S&P’nin değerlendirmesini “ideolojik” bulmak ise sadece karalama amaçlı bir ifade. Çünü her düşünce ve tavır, bir ideolojiye, bir dünya görüşüne dayanır. Bu yüzden bir görüşü ideolojik olmakla değil o görüşün dayandığı dünya görüşünü ve neye hizmet ettiğini eleştirebilirsiniz.
S&P’nin temelde hizmet ettiği şey de uluslararası finansal sistemdeki fonlar ve bu fonlara ulaşmak isteyen aktörlerdir. Kredi derecelendirme kuruluşlarının bir günahı varsa, ki tonla vardır, bunlar uluslararası finansal sistemin günahlarının bir ürünü ve parçasıdır.
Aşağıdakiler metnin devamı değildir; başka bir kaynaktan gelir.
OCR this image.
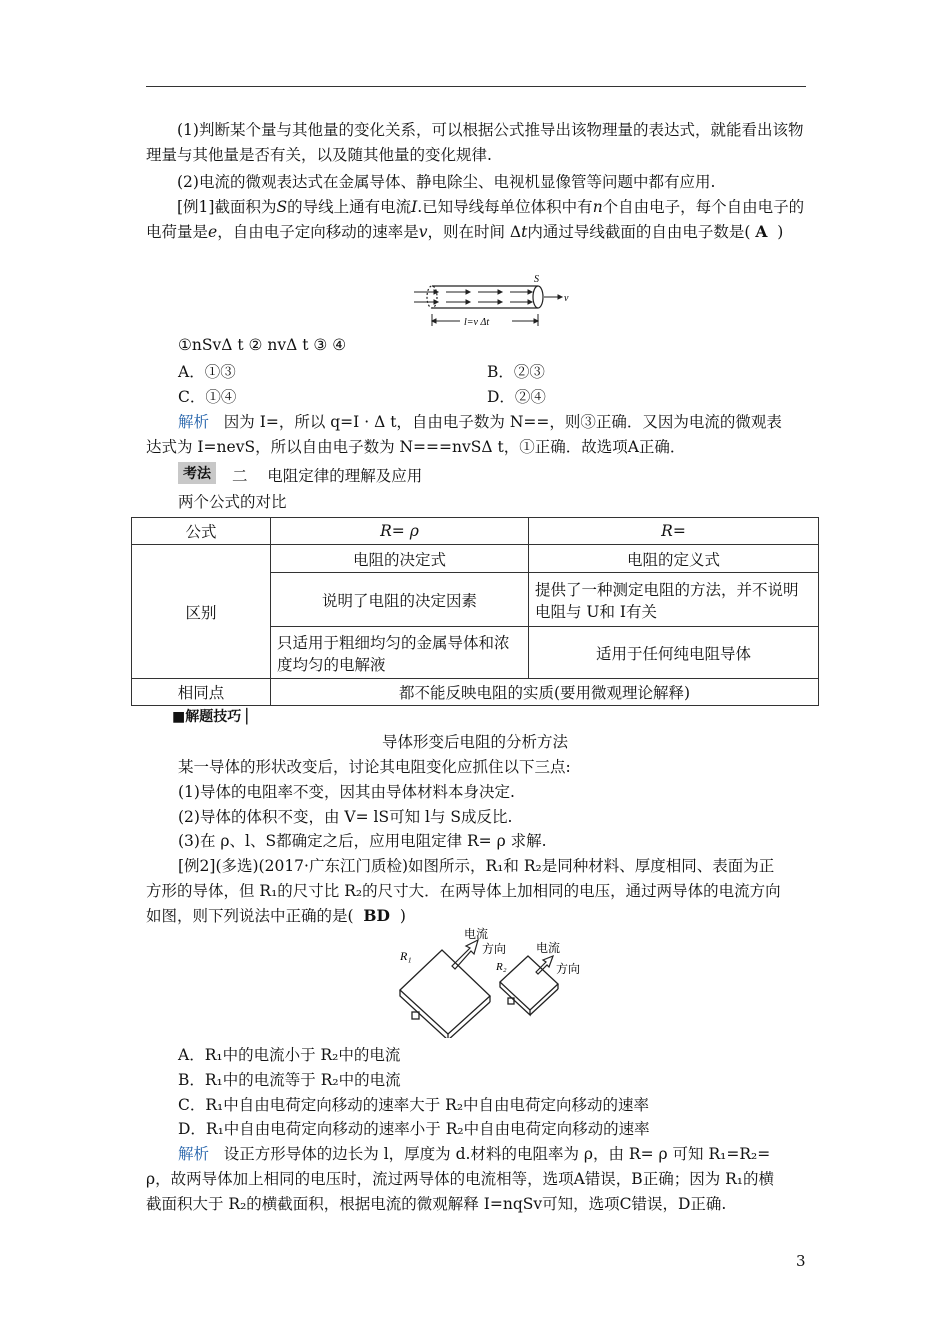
(1)判断某个量与其他量的变化关系，可以根据公式推导出该物理量的表达式，就能看出该物理量与其他量是否有关，以及随其他量的变化规律.
(2)电流的微观表达式在金属导体、静电除尘、电视机显像管等问题中都有应用.
[例1]截面积为S的导线上通有电流I.已知导线每单位体积中有n个自由电子，每个自由电子的电荷量是e，自由电子定向移动的速率是v，则在时间 Δt内通过导线截面的自由电子数是( A )
S
v
l=v Δt
①nSvΔ t ② nvΔ t ③ ④
A．①③	B．②③
C．①④	D．②④
解析 因为 I=，所以 q=I · Δ t，自由电子数为 N==，则③正确．又因为电流的微观表
达式为 I=nevS，所以自由电子数为 N===nvSΔ t，①正确．故选项A正确．
考法	二 电阻定律的理解及应用
两个公式的对比
公式	R= ρ	R=
区别	电阻的决定式	电阻的定义式
	说明了电阻的决定因素	提供了一种测定电阻的方法，并不说明电阻与 U和 I有关
	只适用于粗细均匀的金属导体和浓度均匀的电解液	适用于任何纯电阻导体
相同点	都不能反映电阻的实质(要用微观理论解释)	
■解题技巧 ▏
导体形变后电阻的分析方法
某一导体的形状改变后，讨论其电阻变化应抓住以下三点:
(1)导体的电阻率不变，因其由导体材料本身决定.
(2)导体的体积不变，由 V= lS可知 l与 S成反比.
(3)在 ρ、l、S都确定之后，应用电阻定律 R= ρ 求解.
[例2](多选)(2017·广东江门质检)如图所示，R₁和 R₂是同种材料、厚度相同、表面为正
方形的导体，但 R₁的尺寸比 R₂的尺寸大．在两导体上加相同的电压，通过两导体的电流方向
如图，则下列说法中正确的是( BD )
R₁
R₂
电流
方向 电流
方向
A．R₁中的电流小于 R₂中的电流
B．R₁中的电流等于 R₂中的电流
C．R₁中自由电荷定向移动的速率大于 R₂中自由电荷定向移动的速率
D．R₁中自由电荷定向移动的速率小于 R₂中自由电荷定向移动的速率
解析 设正方形导体的边长为 l，厚度为 d.材料的电阻率为 ρ，由 R= ρ 可知 R₁=R₂=
ρ，故两导体加上相同的电压时，流过两导体的电流相等，选项A错误，B正确；因为 R₁的横
截面积大于 R₂的横截面积，根据电流的微观解释 I=nqSv可知，选项C错误，D正确.
3
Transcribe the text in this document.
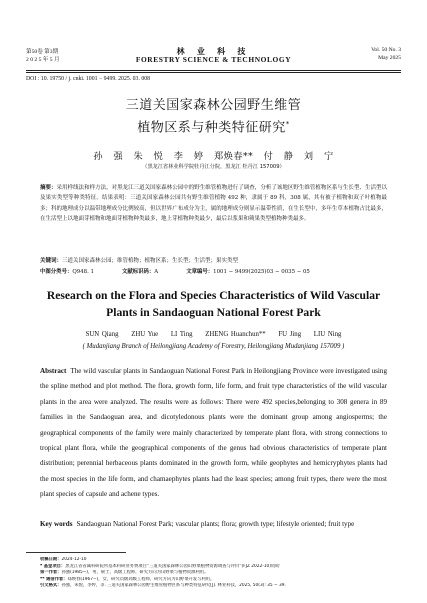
第50卷 第3期
2 0 2 5 年 5 月
林 业 科 技
FORESTRY SCIENCE & TECHNOLOGY
Vol. 50 No. 3
May 2025
DOI : 10. 19750 / j. cnki. 1001 − 9499. 2025. 03. 008
三道关国家森林公园野生维管
植物区系与种类特征研究*
孙 强 朱 悦 李 婷 郑焕春** 付 静 刘 宁
（黑龙江省林业科学院牡丹江分院，黑龙江 牡丹江 157009）
摘要：采用样线法和样方法，对黑龙江三道关国家森林公园中的野生维管植物进行了调查，分析了该地区野生维管植物区系与生长型、生活型以及果实类型等种类特征。结果表明：三道关国家森林公园共有野生维管植物 492 种，隶属于 89 科，308 属，其有被子植物和双子叶植物最多；科的地理成分以温带地理成分比例较高，但以世界广布成分为主，属的地理成分则显示温带性质，在生长型中，多年生草本植物占比最多，在生活型上以地面芽植物和地面芽植物种类最多，地上芽植物种类最少，最后以浆果和蒴果类型植物种类最多。
关键词：三道关国家森林公园；维管植物；植物区系；生长型；生活型；果实类型
中图分类号：Q948. 1	文献标识码：A	文章编号：1001 − 9499(2025)03 − 0035 − 05
Research on the Flora and Species Characteristics of Wild Vascular
Plants in Sandaoguan National Forest Park
SUN Qiang ZHU Yue LI Ting ZHENG Huanchun** FU Jing LIU Ning
( Mudanjiang Branch of Heilongjiang Academy of Forestry, Heilongjiang Mudanjiang 157009 )
Abstract The wild vascular plants in Sandaoguan National Forest Park in Heilongjiang Province were investigated using the spline method and plot method. The flora, growth form, life form, and fruit type characteristics of the wild vascular plants in the area were analyzed. The results were as follows: There were 492 species,belonging to 308 genera in 89 families in the Sandaoguan area, and dicotyledonous plants were the dominant group among angiosperms; the geographical components of the family were mainly characterized by temperate plant flora, with strong connections to tropical plant flora, while the geographical components of the genus had obvious characteristics of temperate plant distribution; perennial herbaceous plants dominated in the growth form, while geophytes and hemicryphytes plants had the most species in the life form, and chamaephytes plants had the least species; among fruit types, there were the most plant species of capsule and achene types.
Key words Sandaoguan National Forest Park; vascular plants; flora; growth type; lifestyle oriented; fruit type
收稿日期：2024-12-10
* 基金项目：黑龙江省省属科研院所基本科研业务费项目“三道关国家森林公园山野菜植物资源调查与评价”(FJZ 2022-10)资助
第一作者：孙强(1985−)，男，硕士，高级工程师，研究方向为山野菜与植物资源利用。
** 通信作者：郑焕春(1967−)，女，研究员级高级工程师，研究方向为山野菜开发与利用。
引文格式：孙强，朱悦，李婷，等. 三道关国家森林公园野生维管植物区系与种类特征研究[J]. 林业科技，2025, 50(3): 35 − 39.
Eğer bir “S&P ideolojisi”nden söz edeceksek, bu ideolojinin özü global finansal sistemin ve dünyayı dolaşan fonların, sıcak paranın çıkarlarını korumaktan ibarettir. Kredi derecelendirme kuruluşları, dünyayı dolaşan sıcak ve soğuk paranın, onlara kendi kararlarını verirken kullanacakları analizler üretirler. Bu fonlar, kredi derecelendirme kuruluşlarının analizlerini, kendi karekterlerine göre ister önemserler, isterse önemsemezler. Bu yüzden piyasalarda oluşan hareketler, kredi notlarının ima ettiğinden farklı olabilir.
Bu noktada hükümetin yıllardır izlediği çizginin, “S&P ideolojisi”yle çatışan bir yanı yoktur. Tam tersine hükümetin izlediği ekonomi politikası ile “S&P ideolojisi” birbiriyle tamamen örtüşür. Yıllardır kapılarını sıcak paraya ardına kadar açmış, ülkenin aşırı borçlanması, rekabet gücünün aşınması ve ekonomide kırılganlığın artması pahasına sırtını sıcak paraya dayayarak bir “büyüme hikayesi” yazmış olan hükümet, aslında “S&P ideolojisi”nden beslenmiştir.